Impact of estrogen replacement on ventricular myocyte contractile function and protein kinase B/Akt activation

Abstract
Women with functional ovaries have a lower cardiovascular risk than men and postmenopausal women. However, estrogen replacement therapy remains controversial. This study examined the effect of ovarian hormone deficiency and estrogen replacement on ventricular myocyte contractile function and PKB/Akt activation. Nulliparous female rats were subjected to bilateral ovariectomy (Ovx) or sham operation (sham). A subgroup of Ovx rats received estrogen (E2) replacement (40 μg · kg−1 · day−1) for 8 weeks. Mechanical and intracellular Ca2+ properties were evaluated including peak shortening (PS), time to PS (TPS), time to 90% relengthening (TR90), maximal velocity of shortening/relengthening (±d L/d t), fura 2 fluorescence intensity (FFI), and decay rate. Levels of sarco(endo)plasmic reticulum Ca2+-ATPase (SERCA2a), phospholamban (PLB), and Akt were assessed by Western blot.

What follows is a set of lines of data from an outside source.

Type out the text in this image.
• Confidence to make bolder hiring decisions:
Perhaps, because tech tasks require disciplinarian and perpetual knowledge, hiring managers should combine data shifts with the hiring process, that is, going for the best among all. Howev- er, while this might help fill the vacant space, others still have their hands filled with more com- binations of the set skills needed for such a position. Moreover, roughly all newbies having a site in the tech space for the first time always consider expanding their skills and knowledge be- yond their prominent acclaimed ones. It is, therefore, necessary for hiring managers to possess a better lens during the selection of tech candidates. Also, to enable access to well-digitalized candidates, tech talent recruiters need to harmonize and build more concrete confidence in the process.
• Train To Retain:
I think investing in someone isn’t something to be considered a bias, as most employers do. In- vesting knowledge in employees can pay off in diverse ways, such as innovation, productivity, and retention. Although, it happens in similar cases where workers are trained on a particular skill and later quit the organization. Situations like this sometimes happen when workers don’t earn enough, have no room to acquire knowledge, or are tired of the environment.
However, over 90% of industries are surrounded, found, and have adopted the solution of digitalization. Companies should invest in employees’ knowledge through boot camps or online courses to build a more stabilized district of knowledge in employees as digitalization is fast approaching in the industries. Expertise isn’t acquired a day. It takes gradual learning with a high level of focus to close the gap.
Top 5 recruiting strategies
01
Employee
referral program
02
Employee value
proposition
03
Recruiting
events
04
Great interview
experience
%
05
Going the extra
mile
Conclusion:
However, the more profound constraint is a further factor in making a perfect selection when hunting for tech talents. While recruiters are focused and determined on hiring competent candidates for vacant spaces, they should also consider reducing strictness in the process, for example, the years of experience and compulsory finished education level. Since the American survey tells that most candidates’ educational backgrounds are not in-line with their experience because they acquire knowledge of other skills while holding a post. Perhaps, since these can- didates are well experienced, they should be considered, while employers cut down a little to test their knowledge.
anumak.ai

Ovx promoted body weight gain associated with reduced serum E2and uterine weight, all of which were abolished by E2. Ovx depressed PS and ±d L/d t, prolonged TPS, TR90, and decay rate, and enhanced resting FFI, all of which, with the exception of TPS, were restored by E2. Ovx did not alter the levels of SERCA2a, PLB, and total Akt, but significantly reduced Akt activation [phosphorylated Akt (pAkt)], pAkt/Akt, and the SERCA2a-to-PLB ratio. These alterations in protein expression were restored by E2. E2 enhanced PS and +d L/d t in vitro, which was abolished by the E2 receptor antagonist ICI-182780. Ovx reduced myocyte Ca2+ responsiveness and lessened stimulating frequency-induced decline in PS, both ablated by E2. These data suggest that mechanical and protein functions of ventricular myocytes are directly regulated by E2.